Chicago Fire of 1871

The Fall of 1871 was particularly dry in the Midwest.  Only a quarter of the normal rainfall fell on Chciago between July and October.  On the evening of October 8, a fire broke out on the O'Leary farm.  A strong southwesterly wind soon spread the fire, carving a four mile wide and one mile long path through the downtown.  The wooden buildings and sidewalks were tinder for the blaze.  The one hundred foot tall wall of flames jumped over the Chicago River as it headed south.

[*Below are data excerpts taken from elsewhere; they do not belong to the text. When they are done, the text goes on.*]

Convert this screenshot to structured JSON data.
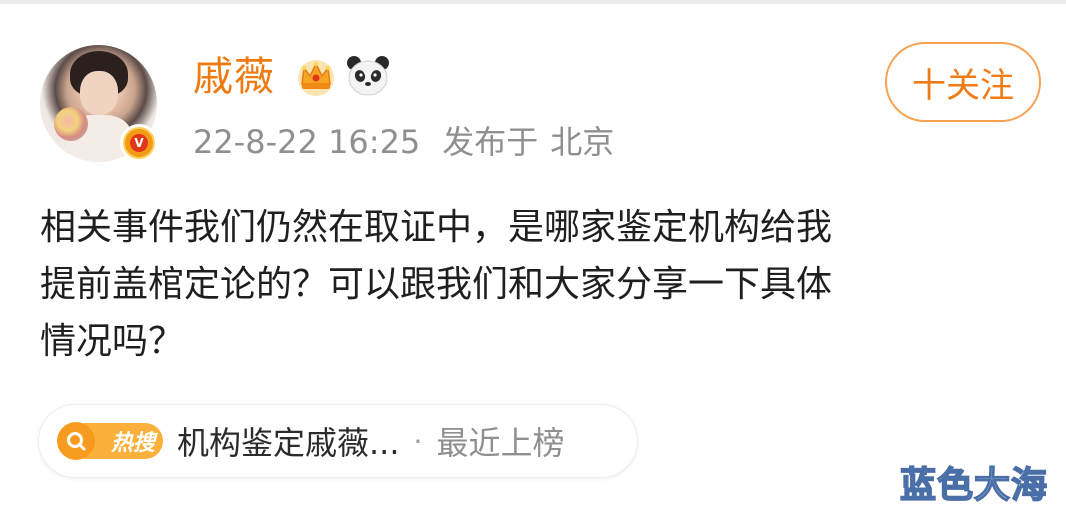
{
  "post": {
    "author": {
      "name": "戚薇",
      "avatar_icon": "user-avatar",
      "verified_icon": "verified-v-icon",
      "badges": [
        "crown-icon",
        "panda-icon"
      ]
    },
    "follow_label": "十关注",
    "timestamp": "22-8-22 16:25",
    "location_prefix": "发布于",
    "location": "北京",
    "content_lines": [
      "相关事件我们仍然在取证中，是哪家鉴定机构给我",
      "提前盖棺定论的？可以跟我们和大家分享一下具体",
      "情况吗？"
    ]
  },
  "hot_search": {
    "badge_label": "热搜",
    "title": "机构鉴定戚薇...",
    "separator": "·",
    "status": "最近上榜"
  },
  "watermark": "蓝色大海",
  "colors": {
    "accent_orange": "#ee7a10",
    "follow_border": "#f7a151",
    "meta_gray": "#8f8f8f",
    "text_dark": "#1f1f1f",
    "hot_badge": "#fbb03b"
  }
}
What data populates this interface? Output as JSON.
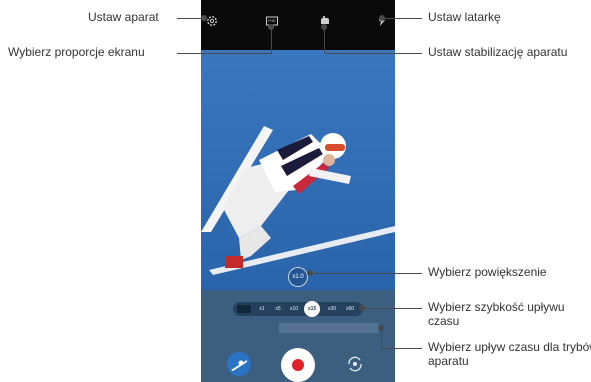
{
  "annotations": {
    "set_camera": "Ustaw aparat",
    "aspect_ratio": "Wybierz proporcje ekranu",
    "set_flash": "Ustaw latarkę",
    "set_stabilization": "Ustaw stabilizację aparatu",
    "select_zoom": "Wybierz powiększenie",
    "select_speed": "Wybierz szybkość upływu czasu",
    "select_timelapse_mode": "Wybierz upływ czasu dla trybów aparatu"
  },
  "camera": {
    "aspect_badge": "FHD",
    "zoom_value": "x1.0",
    "speed_options": [
      "x1",
      "x5",
      "x10",
      "x15",
      "x30",
      "x60"
    ],
    "selected_speed": "x15"
  },
  "colors": {
    "sky": "#1e5fa8",
    "bottom_panel": "#3c5f80",
    "record": "#e0202a"
  }
}
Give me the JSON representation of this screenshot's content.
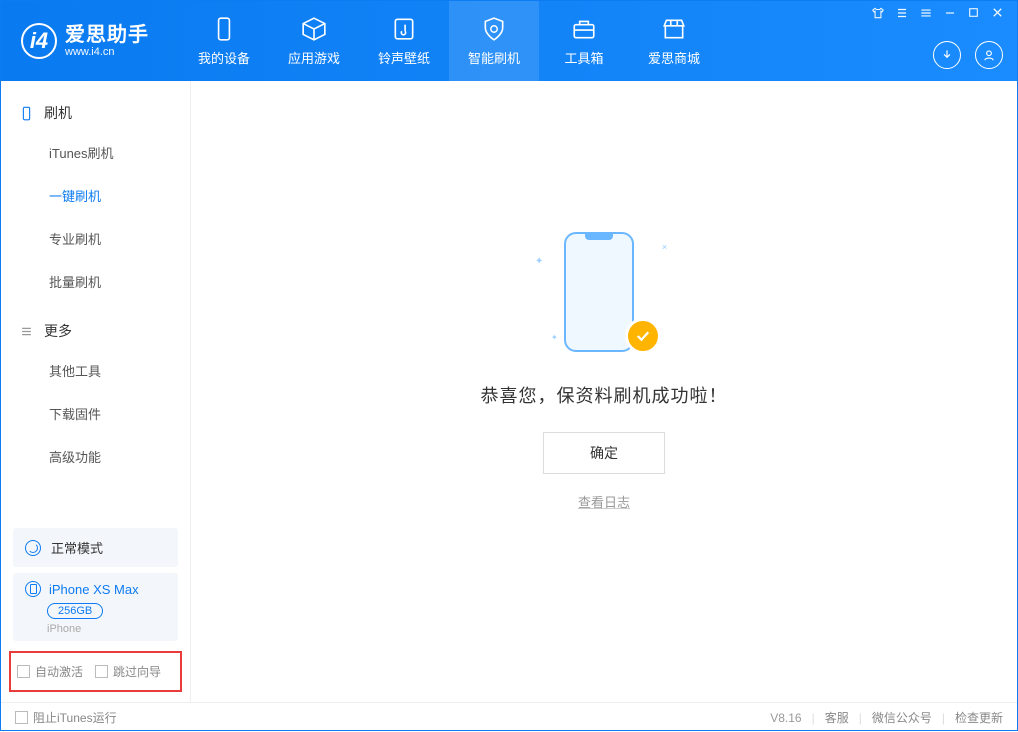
{
  "app": {
    "title": "爱思助手",
    "subtitle": "www.i4.cn"
  },
  "nav": {
    "tabs": [
      {
        "label": "我的设备"
      },
      {
        "label": "应用游戏"
      },
      {
        "label": "铃声壁纸"
      },
      {
        "label": "智能刷机"
      },
      {
        "label": "工具箱"
      },
      {
        "label": "爱思商城"
      }
    ]
  },
  "sidebar": {
    "section1_title": "刷机",
    "section1_items": [
      {
        "label": "iTunes刷机"
      },
      {
        "label": "一键刷机"
      },
      {
        "label": "专业刷机"
      },
      {
        "label": "批量刷机"
      }
    ],
    "section2_title": "更多",
    "section2_items": [
      {
        "label": "其他工具"
      },
      {
        "label": "下载固件"
      },
      {
        "label": "高级功能"
      }
    ]
  },
  "device_panel": {
    "mode_label": "正常模式",
    "device_name": "iPhone XS Max",
    "capacity": "256GB",
    "device_type": "iPhone"
  },
  "options": {
    "auto_activate": "自动激活",
    "skip_guide": "跳过向导"
  },
  "main": {
    "success_message": "恭喜您，保资料刷机成功啦！",
    "confirm_button": "确定",
    "view_log": "查看日志"
  },
  "statusbar": {
    "block_itunes": "阻止iTunes运行",
    "version": "V8.16",
    "support": "客服",
    "wechat": "微信公众号",
    "check_update": "检查更新"
  }
}
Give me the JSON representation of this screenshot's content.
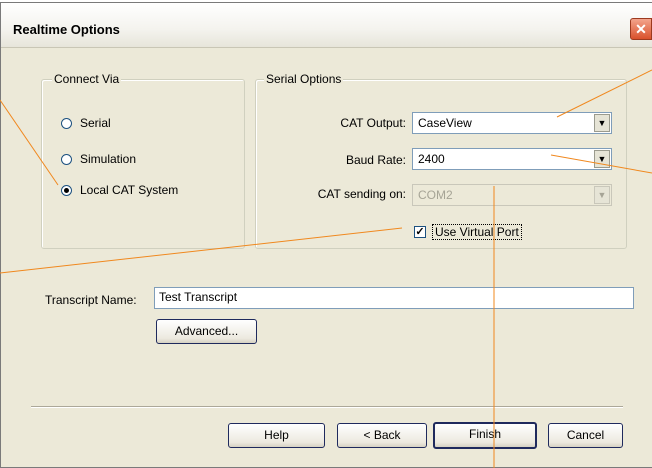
{
  "window": {
    "title": "Realtime Options",
    "close_glyph": "✕"
  },
  "connect_via": {
    "legend": "Connect Via",
    "options": [
      {
        "label": "Serial",
        "checked": false
      },
      {
        "label": "Simulation",
        "checked": false
      },
      {
        "label": "Local CAT System",
        "checked": true
      }
    ]
  },
  "serial_options": {
    "legend": "Serial Options",
    "cat_output_label": "CAT Output:",
    "cat_output_value": "CaseView",
    "baud_rate_label": "Baud Rate:",
    "baud_rate_value": "2400",
    "cat_sending_label": "CAT sending on:",
    "cat_sending_value": "COM2",
    "use_virtual_port_label": "Use Virtual Port",
    "use_virtual_port_checked": true
  },
  "transcript": {
    "label": "Transcript Name:",
    "value": "Test Transcript",
    "advanced_label": "Advanced..."
  },
  "footer": {
    "help_label": "Help",
    "back_label": "< Back",
    "finish_label": "Finish",
    "cancel_label": "Cancel"
  },
  "colors": {
    "dialog_bg": "#ece9d8",
    "callout_line": "#f0881e",
    "close_button": "#d9512c"
  },
  "icons": {
    "close": "close-icon",
    "dropdown": "chevron-down-icon",
    "check": "checkmark-icon"
  }
}
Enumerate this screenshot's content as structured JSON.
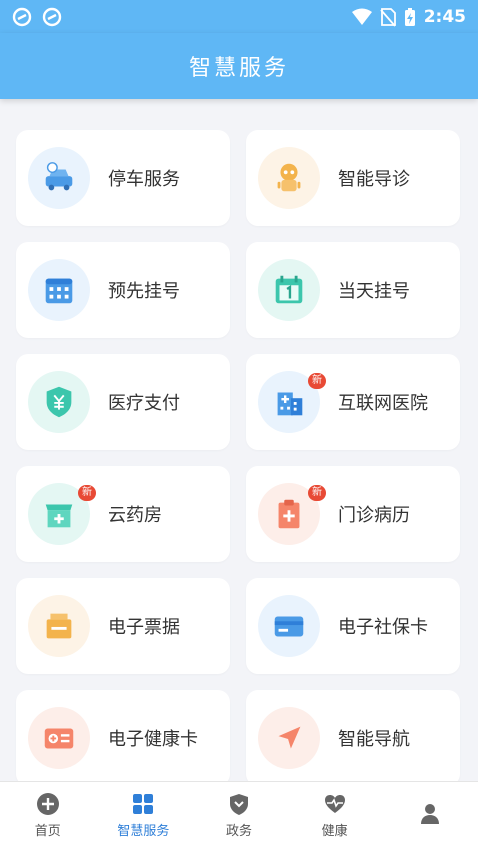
{
  "status": {
    "time": "2:45"
  },
  "header": {
    "title": "智慧服务"
  },
  "services": [
    {
      "label": "停车服务",
      "icon": "car-icon",
      "badge": ""
    },
    {
      "label": "智能导诊",
      "icon": "robot-icon",
      "badge": ""
    },
    {
      "label": "预先挂号",
      "icon": "calendar-icon",
      "badge": ""
    },
    {
      "label": "当天挂号",
      "icon": "calendar-today-icon",
      "badge": ""
    },
    {
      "label": "医疗支付",
      "icon": "yuan-shield-icon",
      "badge": ""
    },
    {
      "label": "互联网医院",
      "icon": "hospital-building-icon",
      "badge": "新"
    },
    {
      "label": "云药房",
      "icon": "pharmacy-icon",
      "badge": "新"
    },
    {
      "label": "门诊病历",
      "icon": "medical-record-icon",
      "badge": "新"
    },
    {
      "label": "电子票据",
      "icon": "receipt-icon",
      "badge": ""
    },
    {
      "label": "电子社保卡",
      "icon": "social-security-card-icon",
      "badge": ""
    },
    {
      "label": "电子健康卡",
      "icon": "health-card-icon",
      "badge": ""
    },
    {
      "label": "智能导航",
      "icon": "navigation-arrow-icon",
      "badge": ""
    }
  ],
  "nav": [
    {
      "label": "首页",
      "icon": "plus-circle-icon"
    },
    {
      "label": "智慧服务",
      "icon": "grid-icon"
    },
    {
      "label": "政务",
      "icon": "emblem-icon"
    },
    {
      "label": "健康",
      "icon": "heartbeat-icon"
    }
  ],
  "colors": {
    "primary": "#5fb7f5",
    "active_tab": "#2f7fd8"
  }
}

Watchmen Schaffer sent the city's 185 firefighters to the wrong location.  When the firemen reached the right location, their 17 steam engine fire trucks could not contain the blaze.  It seemed nothing could stop the conflagration which continued to burn the following day, destroying the city's business district.  The flames licked at the courthouse, where prisoners were living inside.  Chicago's mayor ordered the prisoners released.  The flames made their way up the side of the building to the cupola which collapsed sending the bell crashing to the ground, a sound heard a mile away.

The fire leaped the Chicago River a second time, landing on a railroad car filled with kerosene.  A burning piece of timber lodged on the roof of the city's waterworks.  Soon the flames filled the building, rendering the water mains useless.  The firefighters stood helpless as the blaze consumed the city.

By the third day, the fire finally extinguished itself.  Rain fell.  The smoke cleared.  Chicago's business district was a mass of rubble.  Eighteen thousand buildings were destroyed.  Two thousand lampposts were ruined. Seventy three miles of roads and 120 miles of sidewalk were burned.  Two hundred million dollars of damage was incurred.  Three hundred people had died.  It went down in history as one of the greatest tragedies of the 19th Century.